Deregulation of genes involved in the mitotic checkpoint, such as BUB3 [26], CCNB1 [27], and PTTG1 [28], can contribute to cancer development by increasing the risk of incorrect cell division, aneuploidy, and genomic instability [29]. We observed that DNA ploidy was weakly associated to cytoplasmic BUB3 and CCNB1 expression. As multiple genes and processes contribute to genomic instability [30], an association should not necessarily be expected when only a few of them are studied, particularly in samples collected at a single time-point given by surgery date.
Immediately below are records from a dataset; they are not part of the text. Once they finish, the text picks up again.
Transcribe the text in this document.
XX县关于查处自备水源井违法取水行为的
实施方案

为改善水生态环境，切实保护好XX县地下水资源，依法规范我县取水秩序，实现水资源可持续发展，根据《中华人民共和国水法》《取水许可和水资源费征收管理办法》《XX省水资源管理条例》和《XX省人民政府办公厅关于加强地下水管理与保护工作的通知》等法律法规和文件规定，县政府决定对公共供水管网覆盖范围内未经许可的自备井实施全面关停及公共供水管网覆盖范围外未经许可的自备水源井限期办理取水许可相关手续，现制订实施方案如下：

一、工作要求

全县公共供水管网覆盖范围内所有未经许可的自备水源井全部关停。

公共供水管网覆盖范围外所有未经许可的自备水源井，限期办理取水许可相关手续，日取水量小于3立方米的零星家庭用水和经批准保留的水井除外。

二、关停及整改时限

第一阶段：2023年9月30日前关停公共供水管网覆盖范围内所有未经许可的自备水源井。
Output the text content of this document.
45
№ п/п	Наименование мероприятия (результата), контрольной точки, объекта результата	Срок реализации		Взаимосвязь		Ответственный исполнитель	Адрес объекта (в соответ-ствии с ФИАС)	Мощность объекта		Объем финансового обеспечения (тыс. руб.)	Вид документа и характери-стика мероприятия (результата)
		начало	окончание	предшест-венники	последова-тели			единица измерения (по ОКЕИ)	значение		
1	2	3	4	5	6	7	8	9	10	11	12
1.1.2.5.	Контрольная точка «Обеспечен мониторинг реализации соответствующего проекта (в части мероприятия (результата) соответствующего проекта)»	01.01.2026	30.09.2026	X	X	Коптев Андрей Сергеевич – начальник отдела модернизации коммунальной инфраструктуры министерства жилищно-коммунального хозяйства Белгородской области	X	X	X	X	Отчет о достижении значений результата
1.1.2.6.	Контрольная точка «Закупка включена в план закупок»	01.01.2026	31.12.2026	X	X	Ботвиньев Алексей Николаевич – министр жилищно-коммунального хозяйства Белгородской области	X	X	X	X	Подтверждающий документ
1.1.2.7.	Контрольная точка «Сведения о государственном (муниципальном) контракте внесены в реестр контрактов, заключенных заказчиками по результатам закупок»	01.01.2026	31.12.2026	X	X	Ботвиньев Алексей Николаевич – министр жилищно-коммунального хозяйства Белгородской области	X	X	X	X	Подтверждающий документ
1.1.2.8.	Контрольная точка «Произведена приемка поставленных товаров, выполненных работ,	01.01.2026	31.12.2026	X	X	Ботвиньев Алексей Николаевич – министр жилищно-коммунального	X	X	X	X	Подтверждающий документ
Furthermore, studies in cell lines suggests that cancer cells depend on a functional mitotic checkpoint [4] and increased expression of CCNB1 and PTTG1 is therefore more likely a result of increased proliferation. This may explain why non-diploid tumors were equally distributed in tumors with positive and negative cytoplasmic BUB3 and CCNB1 expression.

Scoring of PTTG1 and CCNB1 may prove challenging due to the low abundance of these proteins in prostate cancer. An automatic scoring system was used to overcome this challenge, allowing us to count positive tumor cells in an accurate and reproducible manner, thereby eliminating observer variability. The expression of BUB3 was only scored visually as the automatic scoring could not be applied due to technical challenges. However, the inter-observer agreement was substantial. Another limitation included the use of a patient cohort from the pre-PSA era containing more aggressive tumors compared with contemporary cohorts. As a consequence, the relevance of these markers should be validated in a cohort that is more representative for patients diagnosed today, including biopsy material from patients under active surveillance. However, the long follow-up gave us the advantage of using clinical recurrence as an endpoint in the survival analyses. A sampling bias caused by limited tumor material for some of the patients, may have excluded patients with a low tumor burden. Furthermore, some tumor samples were excluded as the tumor tissue fell off during the immunohistochemistry procedure. This is a well-known issue [31], which we tried to avoid by using coated slides and removing excess water in the sections before freezing.

Intra-tumor heterogeneity is a challenge for biomarker studies. The heterogeneity of gene expression of BUB3, CCNB1, and PTTG1 was assessed at the protein level, and observed in about one third of the tumors. The prognostic value improved when we combined the results from three tissue blocks from a patient into one score for each of the proteins. This is in line with the previously described impact of heterogeneity on DNA ploidy as a prognostic marker [1]. Our results indicate that it is possible to account for intra-tumor heterogeneity by analysis of multiple tumor samples, which is a disadvantage in a clinical setting. On the other hand, univariable analyzes of the separate series of tumor samples were statistically significant, which means that one tissue block per patient may be sufficient to assess CCNB1 and PTTG1 expression. Significant results were only obtained for two of the series for cytoplasmic BUB3 and one series for nuclear BUB3, which necessitates analyses of multiple tumor samples for this protein. However, our three-tier system indicates that the presence of intra-tumor heterogeneity is a marker of prognostic importance in itself. We would therefore recommend that the evaluation of these proteins should be examined in more than one tissue block for each patient.

Conclusion

The prognostic value of cytoplasmic BUB3 expression in prostate carcinomas has been reported for the first time in this study. The positive expression of cytoplasmic BUB3, CCNB1, and PTTG1 was significantly correlated with recurrence. Evaluation of the investigated proteins in three tissue blocks considerably improved their prognostic value. The combination of cytoplasmic BUB3 and CCNB1 stratified the patients into three risk groups with a 10-year recurrence rate of 16% for the low-risk group, 40% for the intermediate risk group and 65% for the high-risk group. This marker has the potential to enable better risk stratification of patients with prostate cancer, as it significantly improved the CAPRA-S risk stratification tool.